Le monde du cinéma a tout lieu de se satisfaire de la fréquentation de cet été. https://siritz.com/editorial/cinema-les-phenomenes-de-cet-ete/ Bien entendu, la grève des comédiens et des scénaristes américains augure mal de 2024 et 2025. Il y aura pénurie de blockbusters hollywoodiens, comme en 2021. Avec une double conséquence : la baisse de la fréquentation globale, mais aussi la baisse du soutien financier au cinéma français. https://siritz.com/editorial/coups-durs-pour-la-frequentation/Or, cette fois-ci, compte tenu de la situation des finances publiques, il y a peu de chances que l’État comble le trou.
À cette double certitude s’ajoute une autre menace que les professionnels du cinéma auraient intérêt à prendre au sérieux. En effet, depuis quelques temps, dans le monde politique, commence à se faire entendre une petite musique contre ce qui serait le sur-financement du cinéma français. La profession reste encore sur sa dernière conquête : l’apport des plateformes de S-Vod s’ajoutant à celui des chaînes. Mais le vent commence à souffler dans l’autre sens.
Il y d’abord le rapport du Sénateur Karoutchi qui prône la réduction des avantages fiscaux aux soficas et du crédit d’impôt. https://www.senat.fr/salle-de-presse/communiques-de-presse/presse/17-05-2023/itineraire-dun-art-gate-le-financement-public-du-cinema.html
Il y a ensuite la décision de Laurent Wauqiez (Parti Républicain), le président de la région Auvergne-Rhône Alpes, de réduire de moitié la subvention au festival de Clermont-Ferrand, le plus prestigieux des festivals mondiaux du court métrage. Certes, la ville a un maire socialiste, mais, jusqu’à présent, aucun responsable aux ambitions nationales n’avait l’idée de s’attaquer au cinéma. https://www.liberation.fr/idees-et-debats/tribunes/le-festival-du-court-metrage-de-clermont-ferrand-mis-en-danger-par-laurent-wauquiez-20230516_KMTKXLZCXFF4FIICAX3YW6A2YM/
Enfin, dans une communication sur Linkedin, l’avocat Denis Goulette cite un rapport conjoint de l’Inspection générale des finances et de l’inspection des Affaires Culturelles qui dévoile des taux de marge impressionnants dans l’audiovisuel et le cinéma, largement supérieurs à ceux observés dans d’autres secteurs culturels et dans le reste de l’économie. C’est dire que la loupe est pointée.
Or, nul n’est besoin d’être prophète pour prévoir que, dans les années à venir, avec son taux d’endettement considérable et son taux de prélèvements obligatoires records et croissant, l’État va chercher désespérément des sources d’économie.

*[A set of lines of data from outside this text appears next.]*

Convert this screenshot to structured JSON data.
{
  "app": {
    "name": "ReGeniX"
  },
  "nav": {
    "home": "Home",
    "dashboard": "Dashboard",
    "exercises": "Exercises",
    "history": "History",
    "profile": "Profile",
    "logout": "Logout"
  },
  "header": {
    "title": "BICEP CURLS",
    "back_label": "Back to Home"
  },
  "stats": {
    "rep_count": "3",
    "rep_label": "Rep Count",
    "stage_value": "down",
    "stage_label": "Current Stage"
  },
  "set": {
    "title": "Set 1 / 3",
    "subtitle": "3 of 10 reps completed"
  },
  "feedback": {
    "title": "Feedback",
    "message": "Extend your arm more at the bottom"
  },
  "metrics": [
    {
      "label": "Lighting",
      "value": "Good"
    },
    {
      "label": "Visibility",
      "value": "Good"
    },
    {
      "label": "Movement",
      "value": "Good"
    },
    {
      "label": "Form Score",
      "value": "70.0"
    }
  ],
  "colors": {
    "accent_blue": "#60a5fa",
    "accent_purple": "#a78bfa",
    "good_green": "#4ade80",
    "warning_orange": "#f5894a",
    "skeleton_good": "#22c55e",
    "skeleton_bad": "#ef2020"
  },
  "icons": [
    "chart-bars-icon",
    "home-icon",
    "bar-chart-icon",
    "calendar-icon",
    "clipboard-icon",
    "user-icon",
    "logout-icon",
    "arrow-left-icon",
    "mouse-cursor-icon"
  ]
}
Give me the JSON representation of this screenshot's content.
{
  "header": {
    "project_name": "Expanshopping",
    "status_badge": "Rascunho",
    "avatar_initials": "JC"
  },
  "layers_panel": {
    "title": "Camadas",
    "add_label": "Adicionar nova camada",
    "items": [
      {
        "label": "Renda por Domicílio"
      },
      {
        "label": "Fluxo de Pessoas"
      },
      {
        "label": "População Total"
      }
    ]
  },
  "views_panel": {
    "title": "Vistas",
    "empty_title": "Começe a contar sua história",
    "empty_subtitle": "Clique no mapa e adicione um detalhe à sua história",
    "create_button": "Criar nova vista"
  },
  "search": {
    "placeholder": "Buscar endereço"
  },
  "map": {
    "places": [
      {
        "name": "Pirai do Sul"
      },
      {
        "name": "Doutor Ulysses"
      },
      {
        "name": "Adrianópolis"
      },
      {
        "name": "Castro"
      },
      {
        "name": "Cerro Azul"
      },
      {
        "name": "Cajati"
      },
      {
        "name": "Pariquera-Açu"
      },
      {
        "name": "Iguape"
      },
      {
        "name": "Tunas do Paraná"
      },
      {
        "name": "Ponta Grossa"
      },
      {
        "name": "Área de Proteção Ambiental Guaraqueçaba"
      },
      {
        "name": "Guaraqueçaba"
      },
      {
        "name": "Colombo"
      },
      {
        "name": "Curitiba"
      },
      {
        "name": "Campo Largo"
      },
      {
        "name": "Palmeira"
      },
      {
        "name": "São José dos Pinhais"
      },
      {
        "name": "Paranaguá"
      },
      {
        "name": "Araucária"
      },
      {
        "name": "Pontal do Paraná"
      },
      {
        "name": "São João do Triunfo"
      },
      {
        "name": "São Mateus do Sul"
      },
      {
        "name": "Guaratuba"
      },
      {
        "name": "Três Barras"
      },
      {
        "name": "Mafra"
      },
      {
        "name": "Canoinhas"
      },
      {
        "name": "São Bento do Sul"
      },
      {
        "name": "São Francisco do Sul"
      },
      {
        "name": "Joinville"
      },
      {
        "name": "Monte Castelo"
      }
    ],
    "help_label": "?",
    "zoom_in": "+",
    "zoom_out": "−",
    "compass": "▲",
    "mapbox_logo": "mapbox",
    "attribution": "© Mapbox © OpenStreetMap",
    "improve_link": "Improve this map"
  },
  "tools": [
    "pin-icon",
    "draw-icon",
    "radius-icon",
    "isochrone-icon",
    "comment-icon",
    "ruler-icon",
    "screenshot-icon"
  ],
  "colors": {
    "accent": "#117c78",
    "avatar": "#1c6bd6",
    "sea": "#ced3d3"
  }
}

Dans cette perspective le monde du cinéma doit impérativement bâtir une communication de défense. Elle doit évidement reposer sur l’exception culturelle, en rappelant que l’ultra-libérale Union économique Européenne l’a acceptée. L’Europe repose sur l’économie de marché grâce à laquelle la ou les plus performantes des entreprises l’emportent sur les autres, et ce, au bénéfice du consommateur. Pour que cette économie fonctionne, les États ne peuvent fausser ce mécanisme par des soutiens aux moins performants. Néanmoins, ils doivent empêcher les plus performants d’abuser de la position dominantes qu’ils auraient ainsi acquise.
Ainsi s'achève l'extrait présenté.